The processor integrates acceleration engines including the Intel Accelerator Interfacing Architecture (AIA). This supports efficient dispatch, synchronisation and signalling to accelerators and devices. There is also the Intel Advanced Matrix Extensions (AMX) which is a workload acceleration engine which delivers massive acceleration to the tensor processing at the heart of deep learning algorithms. It can provide an increase in computing capabilities with 2K INT8 and 1K BFP16 operations per cycle, said Intel.
Tests using early Sapphire Rapids silicon and optimised internal matrix-multiply micro benchmarks run over seven times faster using Intel AMX instruction set extensions compared to a version of the same micro benchmark using Intel AVX-512 VNNI instructions. This is significant for performance gains across AI workloads for both training and inference.
The Intel Data Streaming Accelerator (DSA) is designed to offload the most common data movement tasks to alleviate overhead and improve processing these overhead tasks to deliver increased overall workload performance. It can move data among CPU, memory and caches, as well as all attached memory, storage and network devices
The processor is built to drive industry technology transitions with advanced memory and next generation I/O, including PCIe 5.0, CXL 1.1, DDR5 and HBM technologies. An Infrastructure Processing Unit (IPU) is a programmable networking device designed to enable cloud and communication service providers to reduce overhead and free up performance for CPUs. Intel’s IPU-based architecture separates infrastructure functions and tenant workload which allows tenants to take full control of the CPU. The cloud operator can offload infrastructure tasks to the IPU to maximise the CPU. IPUs can manage storage traffic, which reduces latency while efficiently using storage capacity via a diskless server architecture. IPU allows users to use resources with a secure, programmable and stable solution that enables them to balance processing and storage.
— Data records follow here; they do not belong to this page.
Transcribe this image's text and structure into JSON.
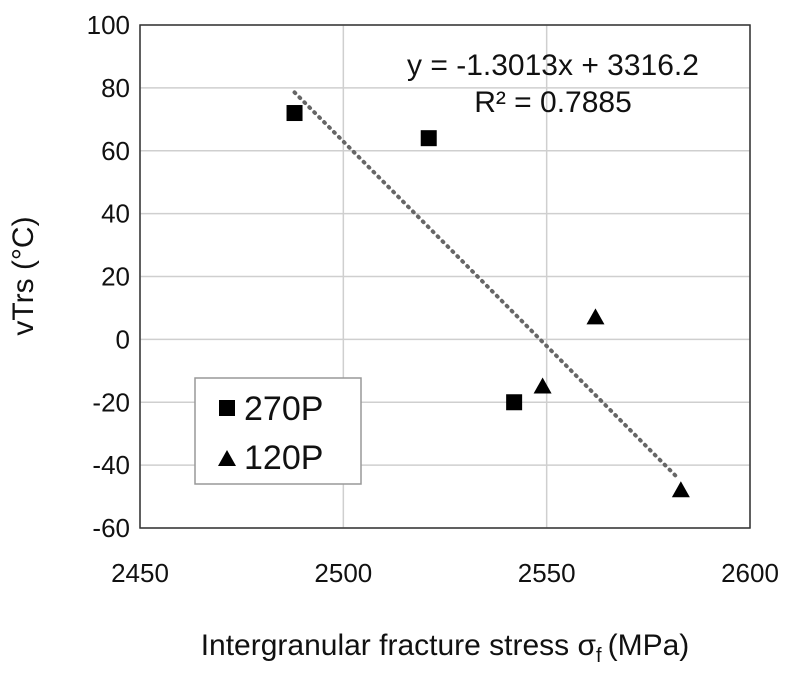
{
  "chart_data": {
    "type": "scatter",
    "xlabel": "Intergranular fracture stress σ",
    "xlabel_subscript": "f",
    "xlabel_unit": "(MPa)",
    "ylabel": "vTrs (°C)",
    "xlim": [
      2450,
      2600
    ],
    "ylim": [
      -60,
      100
    ],
    "xticks": [
      2450,
      2500,
      2550,
      2600
    ],
    "yticks": [
      -60,
      -40,
      -20,
      0,
      20,
      40,
      60,
      80,
      100
    ],
    "grid": true,
    "legend_position": "bottom-left",
    "series": [
      {
        "name": "270P",
        "marker": "square",
        "points": [
          {
            "x": 2488,
            "y": 72
          },
          {
            "x": 2521,
            "y": 64
          },
          {
            "x": 2542,
            "y": -20
          }
        ]
      },
      {
        "name": "120P",
        "marker": "triangle",
        "points": [
          {
            "x": 2549,
            "y": -15
          },
          {
            "x": 2562,
            "y": 7
          },
          {
            "x": 2583,
            "y": -48
          }
        ]
      }
    ],
    "trendline": {
      "style": "dotted",
      "color": "#666666",
      "x_range": [
        2488,
        2582
      ],
      "equation": "y = -1.3013x + 3316.2",
      "r_squared": "R² = 0.7885",
      "slope": -1.3013,
      "intercept": 3316.2
    }
  }
}
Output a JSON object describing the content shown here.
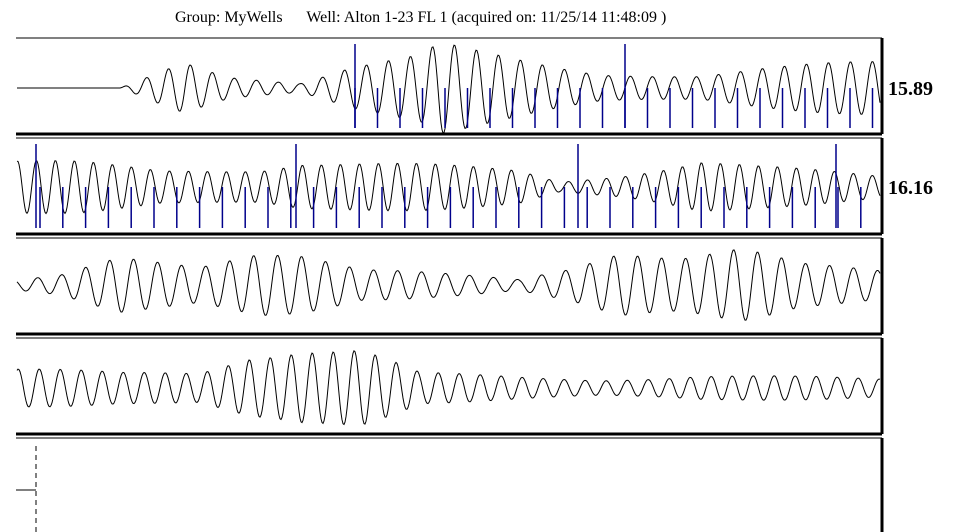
{
  "header": {
    "group_label": "Group: MyWells",
    "well_label": "Well: Alton 1-23 FL 1 (acquired on: 11/25/14 11:48:09 )"
  },
  "colors": {
    "waveform": "#000000",
    "marker": "#00008b",
    "frame": "#000000",
    "background": "#ffffff"
  },
  "chart_data": {
    "type": "line",
    "tracks": [
      {
        "value_label": "15.89",
        "has_markers": true
      },
      {
        "value_label": "16.16",
        "has_markers": true
      },
      {
        "value_label": "",
        "has_markers": false
      },
      {
        "value_label": "",
        "has_markers": false
      },
      {
        "value_label": "",
        "has_markers": false
      }
    ]
  }
}
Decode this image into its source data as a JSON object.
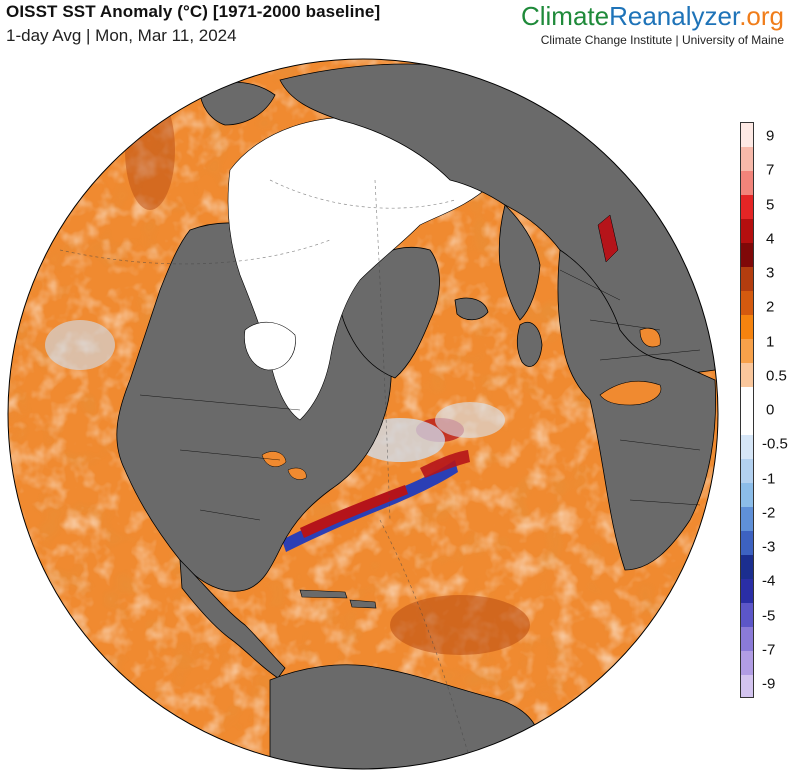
{
  "header": {
    "title": "OISST SST Anomaly (°C) [1971-2000 baseline]",
    "subtitle": "1-day Avg | Mon, Mar 11, 2024"
  },
  "brand": {
    "name_part1": "Climate",
    "name_part2": "Reanalyzer",
    "name_part3": ".org",
    "sub": "Climate Change Institute | University of Maine"
  },
  "legend": {
    "labels": [
      "9",
      "7",
      "5",
      "4",
      "3",
      "2",
      "1",
      "0.5",
      "0",
      "-0.5",
      "-1",
      "-2",
      "-3",
      "-4",
      "-5",
      "-7",
      "-9"
    ],
    "colors": [
      "#fde9e4",
      "#f7b9aa",
      "#f2847a",
      "#e42525",
      "#b40f0f",
      "#7f0808",
      "#b33d0f",
      "#d45a0f",
      "#f5830f",
      "#f7a14a",
      "#fac79c",
      "#ffffff",
      "#ffffff",
      "#d6e6f7",
      "#b3d1f0",
      "#8cbde9",
      "#5f90d8",
      "#3d62c1",
      "#1b2e8f",
      "#2a2ea6",
      "#5c56c8",
      "#8b7bd8",
      "#b19de4",
      "#d3c4ef"
    ]
  },
  "map": {
    "ocean_anomaly_color": "#f08a30",
    "land_color": "#6a6a6a",
    "ice_color": "#ffffff",
    "cold_anomaly_color": "#2b3fb5",
    "hot_anomaly_color": "#b5141a"
  }
}
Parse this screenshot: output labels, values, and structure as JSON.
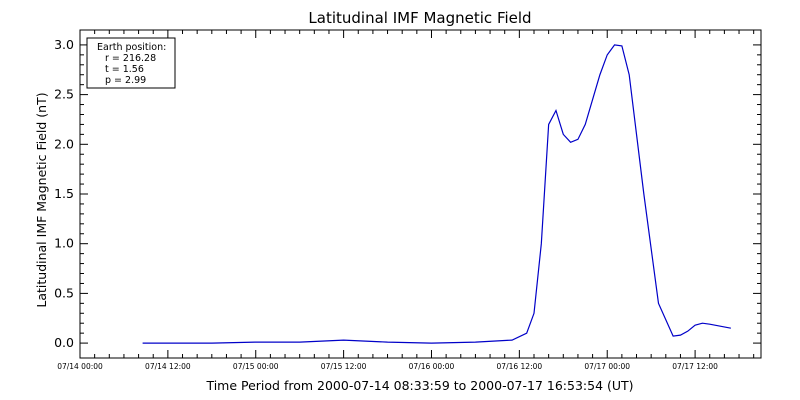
{
  "chart_data": {
    "type": "line",
    "title": "Latitudinal IMF Magnetic Field",
    "xlabel": "Time Period from 2000-07-14 08:33:59 to 2000-07-17 16:53:54 (UT)",
    "ylabel": "Latitudinal IMF Magnetic Field (nT)",
    "ylim": [
      -0.15,
      3.15
    ],
    "xlim": [
      "2000-07-14 00:00",
      "2000-07-17 21:00"
    ],
    "yticks": [
      "0.0",
      "0.5",
      "1.0",
      "1.5",
      "2.0",
      "2.5",
      "3.0"
    ],
    "xticks": [
      "07/14 00:00",
      "07/14 12:00",
      "07/15 00:00",
      "07/15 12:00",
      "07/16 00:00",
      "07/16 12:00",
      "07/17 00:00",
      "07/17 12:00"
    ],
    "grid": false,
    "line_color": "#0000c8",
    "legend": {
      "placement": "top-left",
      "title": "Earth position:",
      "lines": [
        "r = 216.28",
        "t = 1.56",
        "p = 2.99"
      ]
    },
    "series": [
      {
        "x": [
          "2000-07-14 08:33",
          "2000-07-14 12:00",
          "2000-07-14 18:00",
          "2000-07-15 00:00",
          "2000-07-15 06:00",
          "2000-07-15 09:00",
          "2000-07-15 12:00",
          "2000-07-15 18:00",
          "2000-07-16 00:00",
          "2000-07-16 06:00",
          "2000-07-16 11:00",
          "2000-07-16 13:00",
          "2000-07-16 14:00",
          "2000-07-16 15:00",
          "2000-07-16 16:00",
          "2000-07-16 17:00",
          "2000-07-16 18:00",
          "2000-07-16 19:00",
          "2000-07-16 20:00",
          "2000-07-16 21:00",
          "2000-07-16 22:00",
          "2000-07-16 23:00",
          "2000-07-17 00:00",
          "2000-07-17 01:00",
          "2000-07-17 02:00",
          "2000-07-17 03:00",
          "2000-07-17 05:00",
          "2000-07-17 07:00",
          "2000-07-17 09:00",
          "2000-07-17 10:00",
          "2000-07-17 11:00",
          "2000-07-17 12:00",
          "2000-07-17 13:00",
          "2000-07-17 14:00",
          "2000-07-17 16:53"
        ],
        "y": [
          0.0,
          0.0,
          0.0,
          0.01,
          0.01,
          0.02,
          0.03,
          0.01,
          0.0,
          0.01,
          0.03,
          0.1,
          0.3,
          1.0,
          2.2,
          2.34,
          2.1,
          2.02,
          2.05,
          2.2,
          2.45,
          2.7,
          2.9,
          3.0,
          2.99,
          2.7,
          1.5,
          0.4,
          0.07,
          0.08,
          0.12,
          0.18,
          0.2,
          0.19,
          0.15
        ]
      }
    ]
  }
}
Mount Evans is Intel’s first ASIC IPU. It integrates learnings from multiple generations of FPGA SmartNICs. It offers high performance network and storage virtualisation offload while maintaining a high degree of control. It provides a programmable packet processing engine for firewalls and virtual routing. There is also a hardware accelerated NVMe storage interface scaled up from Intel Optane technology to emulate NVMe devices. Intel Quick Assist technology deploys advanced crypto and compression acceleration.